Tours and Activities:
Curanto in Colonia SuizaMónica PonsEduardo Epifanio
Colonia at Sight
We entered a town sheltered by high hills and very old forests of cypresses and coihues. Its name: Colonia Suiza. It lies a few kilometers from the City of Bariloche. Little by little, we came across the first buildings, many of them made of wood and surrounded by domestic animals and sheds.
Finally, we accessed the center of town, where a handicrafts market co-exists with a small square where local products are sold. They are separated by a street that is known to everyone as the main in town.
The first person we talked to was Nielsen “Gringo” Goye, who told us about the history of this Andean town, its beginnings, its traditions and its famous curanto during an informal but very enjoyable chat.
Being a direct descendant of the first dwellers, he told us how his grandparents had settled down in the area to give shape to a big family and what kind of tasks they performed. He said that many immigrants still live in this spot.
The first Swiss immigrants became established in the area in 1895, thus creating the first wood settlement that supplied this colony and the first building sites in the City of Bariloche. In turn, they devoted themselves to cultivating the land to produce barley, oats, rye and fine fruit. Many of them had lived in Chile before that, where they had acquired the ability to make curanto, a traditional dish on the Chilean coast.
Curanto without Seafood
Bearing in mind the difficulty to bring seafood from the Pacific behind the mountain range, some ingredients of the curanto were adapted according to the Argentinian taste, including beef, chicken and lamb.
“Curanto” is a word in the araucano language and it means “hot rock”. Gringo Goye himself invited us to the “ceremony” and we accepted willingly to learn about this particular way of cooking. He led us to the Handicrafts Market, where this dish is prepared every Wednesday and Sunday for all those who come along to taste it. The ingredients were waiting on a big table and everything was prepared on one corner of the barbecue area in order to light the fire.
Curanto is made inside a large shallow hole in the ground where thin coihue branches are placed and covered with rocks. The fire is lit and when the wood is consumed, the hot rocks fall to the bottom of the hole.
At that moment, the rocks are covered with maqui branches and the beef, potatoes, sweet potatoes, squashes, inner parts, cheese and apples are placed for cooking. Afterwards, everything is covered again with maqui leaves. Cloths and dirt is put on top and only a kind of side chimney is left open to make combustion easier.
Slowly and without Haste
And the quietness is noticed again. It takes almost three hours to complete the cooking process. In the meantime, stories about Gringo and his children follow one another accompanied by the music played by Jiménez Agüero, who entertains all attendants with his lyrics.
Then, the task of uncovering the hole layer by layer begins. The ingredients have been cooked in an even way, with a peculiar taste similar to the traditional asado, magical and loaded with the value enclosed by this ritual passed on from generation to generation.
Long tables are arranged near the fire so that everyone may take their dish and be ready to enjoy the delicious curanto in the company of local craft brewed beer.
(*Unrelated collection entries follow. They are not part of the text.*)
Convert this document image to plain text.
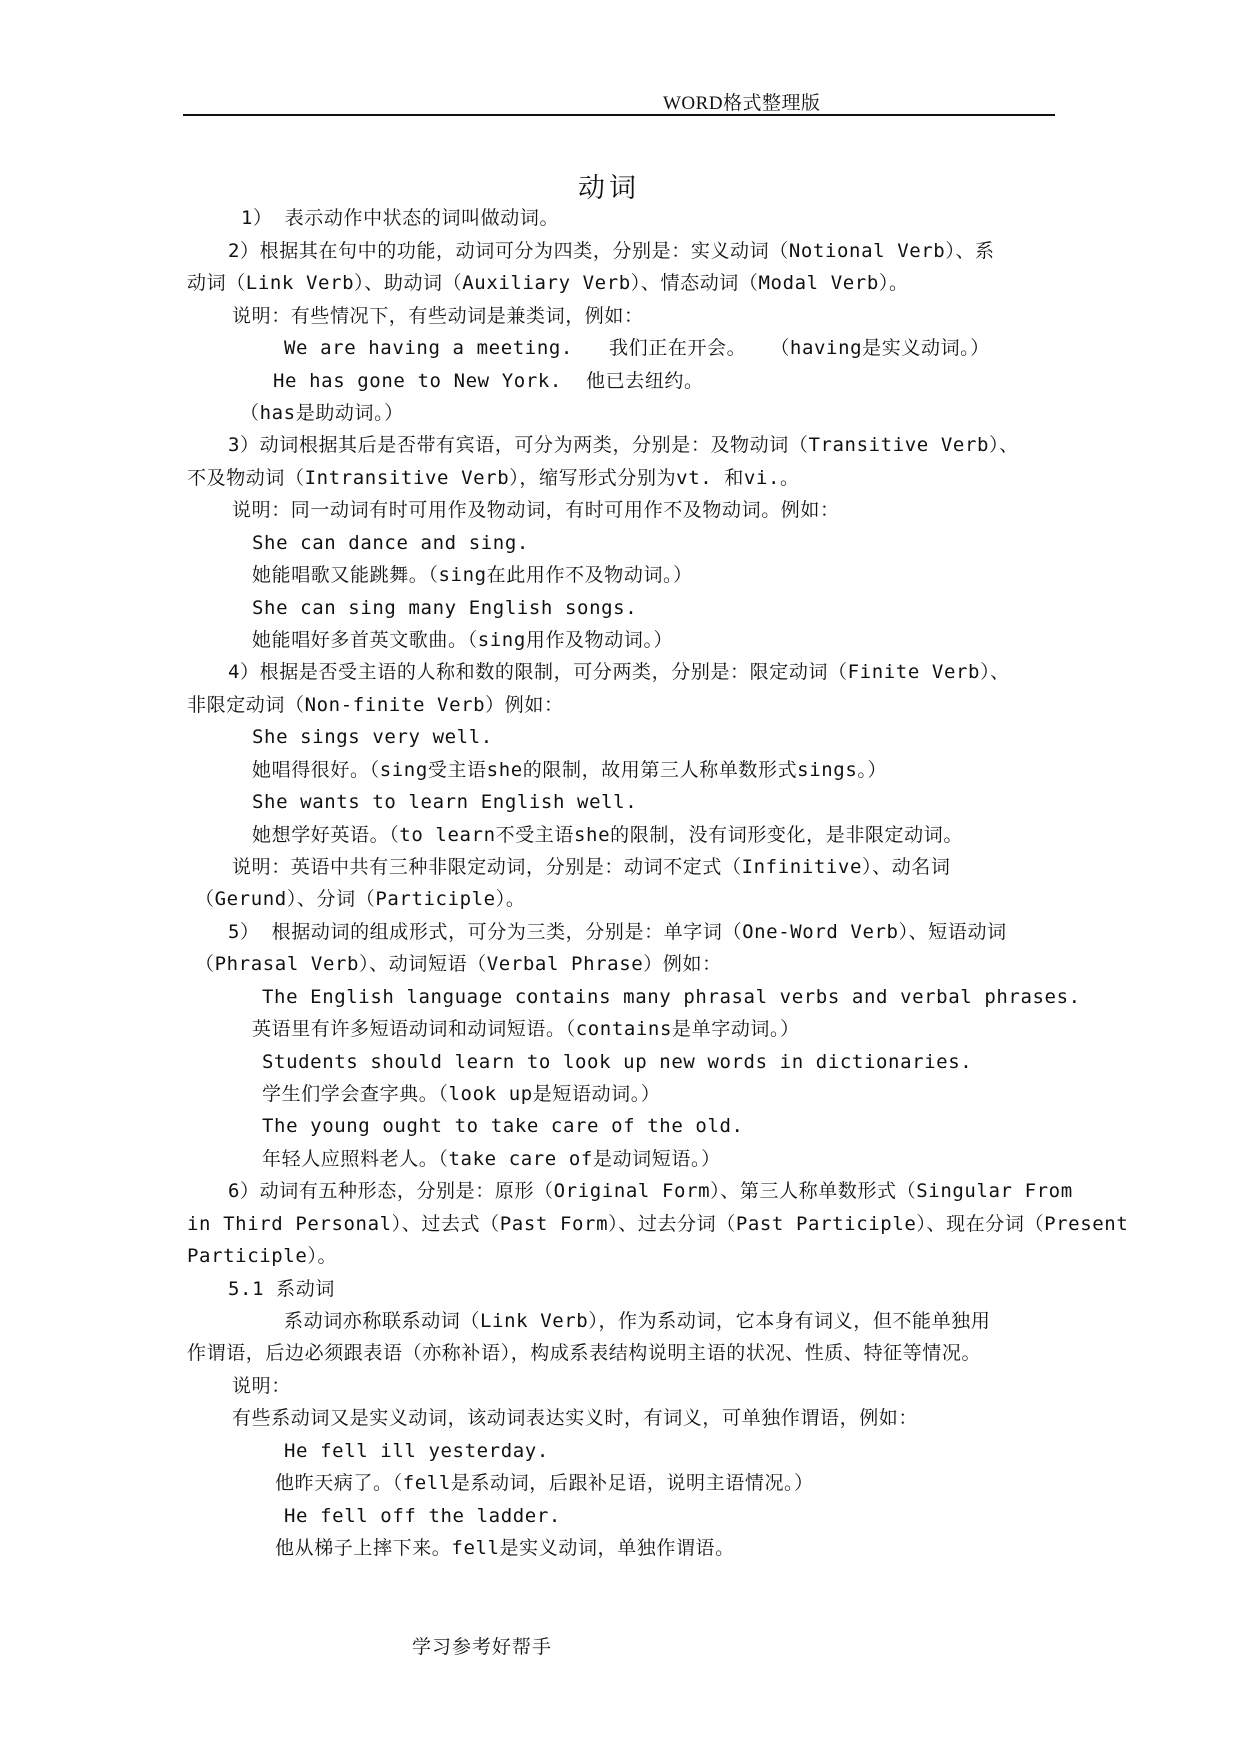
WORD格式整理版
动词
1） 表示动作中状态的词叫做动词。
2）根据其在句中的功能，动词可分为四类，分别是：实义动词（Notional Verb）、系
动词（Link Verb）、助动词（Auxiliary Verb）、情态动词（Modal Verb）。
说明：有些情况下，有些动词是兼类词，例如：
We are having a meeting.   我们正在开会。  （having是实义动词。）
He has gone to New York.  他已去纽约。
（has是助动词。）
3）动词根据其后是否带有宾语，可分为两类，分别是：及物动词（Transitive Verb）、
不及物动词（Intransitive Verb），缩写形式分别为vt. 和vi.。
说明：同一动词有时可用作及物动词，有时可用作不及物动词。例如：
She can dance and sing.
她能唱歌又能跳舞。（sing在此用作不及物动词。）
She can sing many English songs.
她能唱好多首英文歌曲。（sing用作及物动词。）
4）根据是否受主语的人称和数的限制，可分两类，分别是：限定动词（Finite Verb）、
非限定动词（Non-finite Verb）例如：
She sings very well.
她唱得很好。（sing受主语she的限制，故用第三人称单数形式sings。）
She wants to learn English well.
她想学好英语。（to learn不受主语she的限制，没有词形变化，是非限定动词。
说明：英语中共有三种非限定动词，分别是：动词不定式（Infinitive）、动名词
（Gerund）、分词（Participle）。
5） 根据动词的组成形式，可分为三类，分别是：单字词（One-Word Verb）、短语动词
（Phrasal Verb）、动词短语（Verbal Phrase）例如：
The English language contains many phrasal verbs and verbal phrases.
英语里有许多短语动词和动词短语。（contains是单字动词。）
Students should learn to look up new words in dictionaries.
学生们学会查字典。（look up是短语动词。）
The young ought to take care of the old.
年轻人应照料老人。（take care of是动词短语。）
6）动词有五种形态，分别是：原形（Original Form）、第三人称单数形式（Singular From
in Third Personal）、过去式（Past Form）、过去分词（Past Participle）、现在分词（Present
Participle）。
5.1 系动词
系动词亦称联系动词（Link Verb），作为系动词，它本身有词义，但不能单独用
作谓语，后边必须跟表语（亦称补语），构成系表结构说明主语的状况、性质、特征等情况。
说明：
有些系动词又是实义动词，该动词表达实义时，有词义，可单独作谓语，例如：
He fell ill yesterday.
他昨天病了。（fell是系动词，后跟补足语，说明主语情况。）
He fell off the ladder.
他从梯子上摔下来。fell是实义动词，单独作谓语。
学习参考好帮手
We went leisurely on a tour around the rest of the village watching that the present activities of the dwellers of Colonia Suiza are tightly connected with tourism: they offer a wide range of excellent gastronomy, pastry making in the tea-houses, craft brewed beers, smoked products and regional jams.
A small chapel, the Old Colonists Museum and some small beaches on Lake Perito Moreno are the main attractions in the surrounding areas. Likewise, its irrigation ditches still carry the meltdown water towards the lake. With the same calm with which we were welcomed, they bid their farewell as we started our way back to the city, without any haste.